É já noite cerrada quando ligamos o motor e os 30 minutos que demoramos até à medina de Fez (1) são passados a discutir o incrível percurso de Marrocos no mundial de futebol de 2022, no Qatar, as aspirações do Maghreb de Fès (clube de futebol mais popular de Fez) para a próxima época do Botola (2) e a carreira do mágico Adel Taarabt, ex-jogador do Benfica, exímio com a bola nos pés e oriundo de Fez – nada como o futebol para criar pontes e diálogos nas mais distantes regiões do globo. O nosso tempo aqui é escasso – viemos a Fez com um único propósito: visitar a Tinturaria de Chouara. Depois partiremos para Marrakech. Conheci a famosa tinturaria há largos anos, através das páginas de uma National Geographic e fiquei imediatamente fascinado pelo local. A Chouara Tannerie – como aqui é chamada – está localizada na medina de Fez, a parte mais antiga da cidade e Património Mundial pela UNESCO desde 1981. Chegados à tinturaria, é-nos oferecido um ramo de hortelã – “ponham-no sob o nariz”, dizem-nos, e assim o fazemos. Subimos as íngremes escadas de uma loja de artigos de couro e damos com uma pequena varanda.
A vista é impressionante: são centenas de coloridos tanques e, entre estes, dezenas de homens – temos a sensação de estar frente a uma gigante paleta de aguarelas. A tinturaria está dividida em duas partes: de um lado, vários tanques claros; do outro, tanques escuros. O processo é ancestral. As peles são primeiramente mergulhadas nos tanques claros, cheios de cal e fezes de pombo, que amolecem a pele e removem os pêlos que sobre esta restam. De seguida, são transportados para os tanques escuros, onde são manualmente tingidos com corantes naturais, extraídos de plantas e minerais, e onde os curtidores as pisam e mergulham, de maneira que se garanta que ganham uma coloração uniforme.

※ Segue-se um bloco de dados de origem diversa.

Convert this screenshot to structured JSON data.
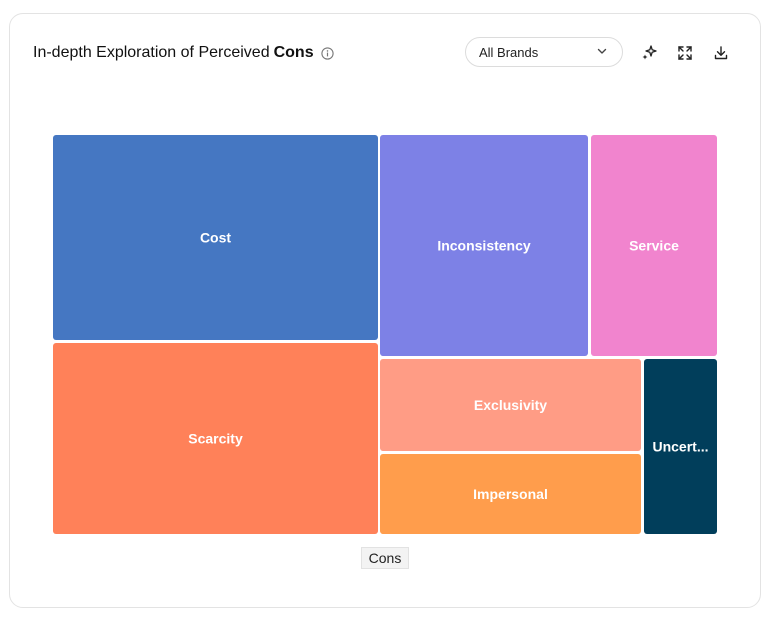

É um trabalho árduo e laborioso, que requer habilidade, paciência e resistência – sobretudo quando sob este tórrido e implacável sol. Após tingidas, as peles são penduradas nas paredes e estendidas sobre os telhados das tinturarias para secarem. Nunca havia visto lugar semelhante ou processo tão antigo e fascinante. Rapidamente nos apercebemos do propósito dos ramos de hortelã – o odor em Chouara é pungente e, à falta de melhor adjectivo, desagradável, extremamente desagradável. Fotos tiradas, decidimos voltar a descer as escadas e retornar à labiríntica medina. Paramos no primeiro estabelecimento que encontramos e nunca um chá de hortelã e mel teve tão aliviante aroma.